SHEIN is reportedly thinking of cancelling its intended £50 billion London listing due to growing concerns in Beijing about the depiction of the fast-fashion giant in the UK. Senior Chinese representatives of the company are markedly displeased with the censure directed towards SHEIN from British politicians, the media, other merchants, and investors.
The British Fashion Council lately shared apprehensions about SHEIN’s planned listing, citing major industry concerns concerning its business practices. Caroline Rush, CEO of the BFC, emphasised that among global efforts to improve sustainability in the fashion sector, the UK Government’s support for SHEIN’s listing on the London Stock Exchange raises important concerns among British fashion designers and retailers.
Prior to this, SHEIN had discarded plans for an initial public offering in New York following criticism from the US National Retail Federation. The company has faced scrutiny for sourcing practices that supposedly exploit low-wage garment workers to provide clothes at deeply discounted prices.

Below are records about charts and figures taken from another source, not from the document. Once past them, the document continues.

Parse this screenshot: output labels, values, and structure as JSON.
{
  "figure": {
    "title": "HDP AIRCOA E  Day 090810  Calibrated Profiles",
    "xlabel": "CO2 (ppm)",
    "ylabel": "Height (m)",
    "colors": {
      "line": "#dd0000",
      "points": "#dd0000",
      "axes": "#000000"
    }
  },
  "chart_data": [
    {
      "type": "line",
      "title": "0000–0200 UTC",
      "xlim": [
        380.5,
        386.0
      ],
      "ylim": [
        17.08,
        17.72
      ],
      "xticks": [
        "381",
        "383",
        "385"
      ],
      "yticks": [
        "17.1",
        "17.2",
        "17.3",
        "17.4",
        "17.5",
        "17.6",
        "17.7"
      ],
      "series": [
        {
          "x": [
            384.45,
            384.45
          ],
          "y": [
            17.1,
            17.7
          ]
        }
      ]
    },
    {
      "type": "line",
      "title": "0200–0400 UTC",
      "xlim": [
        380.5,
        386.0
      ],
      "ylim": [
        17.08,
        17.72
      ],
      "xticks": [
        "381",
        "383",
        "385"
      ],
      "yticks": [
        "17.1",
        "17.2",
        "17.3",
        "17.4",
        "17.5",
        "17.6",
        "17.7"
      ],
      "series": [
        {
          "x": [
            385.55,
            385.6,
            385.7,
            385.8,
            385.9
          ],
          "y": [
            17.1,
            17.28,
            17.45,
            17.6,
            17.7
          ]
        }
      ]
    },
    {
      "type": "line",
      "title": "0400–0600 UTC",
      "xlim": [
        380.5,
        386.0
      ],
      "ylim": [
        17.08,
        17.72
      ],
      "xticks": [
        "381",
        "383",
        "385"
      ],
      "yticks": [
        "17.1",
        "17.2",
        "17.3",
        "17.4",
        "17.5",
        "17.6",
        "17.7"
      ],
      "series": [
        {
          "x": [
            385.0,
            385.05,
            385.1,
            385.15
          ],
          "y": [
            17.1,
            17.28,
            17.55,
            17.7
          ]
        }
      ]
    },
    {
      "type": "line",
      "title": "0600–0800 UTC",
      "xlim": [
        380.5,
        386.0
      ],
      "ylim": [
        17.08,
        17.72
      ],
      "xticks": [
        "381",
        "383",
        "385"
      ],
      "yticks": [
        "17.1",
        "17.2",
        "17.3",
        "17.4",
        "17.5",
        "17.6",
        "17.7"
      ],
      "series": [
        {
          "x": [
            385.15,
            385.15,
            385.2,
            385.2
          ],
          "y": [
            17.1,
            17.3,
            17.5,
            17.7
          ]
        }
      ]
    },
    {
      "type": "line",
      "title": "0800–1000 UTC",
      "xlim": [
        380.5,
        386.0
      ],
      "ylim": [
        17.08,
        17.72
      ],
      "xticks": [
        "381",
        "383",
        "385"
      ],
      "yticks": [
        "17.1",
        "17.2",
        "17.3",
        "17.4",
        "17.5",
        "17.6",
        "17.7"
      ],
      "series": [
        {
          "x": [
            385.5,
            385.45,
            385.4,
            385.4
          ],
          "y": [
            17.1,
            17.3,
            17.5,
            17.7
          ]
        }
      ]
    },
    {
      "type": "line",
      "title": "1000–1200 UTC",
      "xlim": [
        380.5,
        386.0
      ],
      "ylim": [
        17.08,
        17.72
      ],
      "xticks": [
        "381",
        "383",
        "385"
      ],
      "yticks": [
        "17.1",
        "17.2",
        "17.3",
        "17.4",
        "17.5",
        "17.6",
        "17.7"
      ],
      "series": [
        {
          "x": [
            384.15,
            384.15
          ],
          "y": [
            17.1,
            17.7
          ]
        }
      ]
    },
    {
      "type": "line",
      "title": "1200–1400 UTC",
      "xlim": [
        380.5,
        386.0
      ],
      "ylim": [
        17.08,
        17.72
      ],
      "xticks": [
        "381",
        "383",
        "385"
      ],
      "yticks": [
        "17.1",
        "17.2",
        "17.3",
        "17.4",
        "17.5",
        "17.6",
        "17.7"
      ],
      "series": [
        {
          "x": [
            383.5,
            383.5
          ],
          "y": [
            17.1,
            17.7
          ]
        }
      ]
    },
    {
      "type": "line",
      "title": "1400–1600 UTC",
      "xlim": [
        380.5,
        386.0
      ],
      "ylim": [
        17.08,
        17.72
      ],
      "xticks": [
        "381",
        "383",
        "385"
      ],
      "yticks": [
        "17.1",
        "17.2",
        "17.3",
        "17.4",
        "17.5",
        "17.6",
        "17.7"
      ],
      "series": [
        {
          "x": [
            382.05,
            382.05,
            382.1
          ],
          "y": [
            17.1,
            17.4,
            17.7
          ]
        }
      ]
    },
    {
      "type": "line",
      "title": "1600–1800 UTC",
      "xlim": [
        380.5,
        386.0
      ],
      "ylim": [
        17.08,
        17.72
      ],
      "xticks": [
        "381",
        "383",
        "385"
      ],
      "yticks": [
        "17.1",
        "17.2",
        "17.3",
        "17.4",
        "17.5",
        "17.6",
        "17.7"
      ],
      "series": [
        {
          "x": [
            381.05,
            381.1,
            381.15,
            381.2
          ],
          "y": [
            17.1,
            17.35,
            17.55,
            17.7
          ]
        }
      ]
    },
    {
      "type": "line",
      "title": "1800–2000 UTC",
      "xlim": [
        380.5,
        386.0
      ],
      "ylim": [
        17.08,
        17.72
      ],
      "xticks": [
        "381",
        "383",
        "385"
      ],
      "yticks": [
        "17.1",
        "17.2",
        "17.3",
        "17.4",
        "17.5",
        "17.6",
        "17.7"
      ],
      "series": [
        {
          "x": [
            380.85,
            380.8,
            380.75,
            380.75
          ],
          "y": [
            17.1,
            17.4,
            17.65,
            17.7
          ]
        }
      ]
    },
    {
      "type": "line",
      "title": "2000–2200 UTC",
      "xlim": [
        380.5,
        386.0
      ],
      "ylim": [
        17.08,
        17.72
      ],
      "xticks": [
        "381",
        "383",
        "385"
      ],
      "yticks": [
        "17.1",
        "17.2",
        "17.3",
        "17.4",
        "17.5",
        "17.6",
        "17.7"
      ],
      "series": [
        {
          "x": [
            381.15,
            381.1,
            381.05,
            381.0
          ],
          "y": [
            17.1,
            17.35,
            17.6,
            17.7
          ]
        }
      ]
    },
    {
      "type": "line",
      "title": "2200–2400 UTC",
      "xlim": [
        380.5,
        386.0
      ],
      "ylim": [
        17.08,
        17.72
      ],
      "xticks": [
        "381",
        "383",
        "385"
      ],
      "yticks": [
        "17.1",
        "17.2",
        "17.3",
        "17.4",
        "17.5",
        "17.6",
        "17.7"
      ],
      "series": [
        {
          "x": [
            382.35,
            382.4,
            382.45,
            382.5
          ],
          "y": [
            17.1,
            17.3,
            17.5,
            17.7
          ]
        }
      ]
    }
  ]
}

Despite being based in Singapore, SHEIN’s manufacturing of inexpensive fast fashion occurs principally in China, requiring approval from Beijing regulators for its London listing. Reports imply that Chinese authorities may now move forward for SHEIN to look for a listing in Hong Kong instead of London.
SHEIN’s potential proposal in London was predicted to provide a sizeable boost to the London Stock Exchange, which has witnessed a reduction in company listings and does not have major new listings.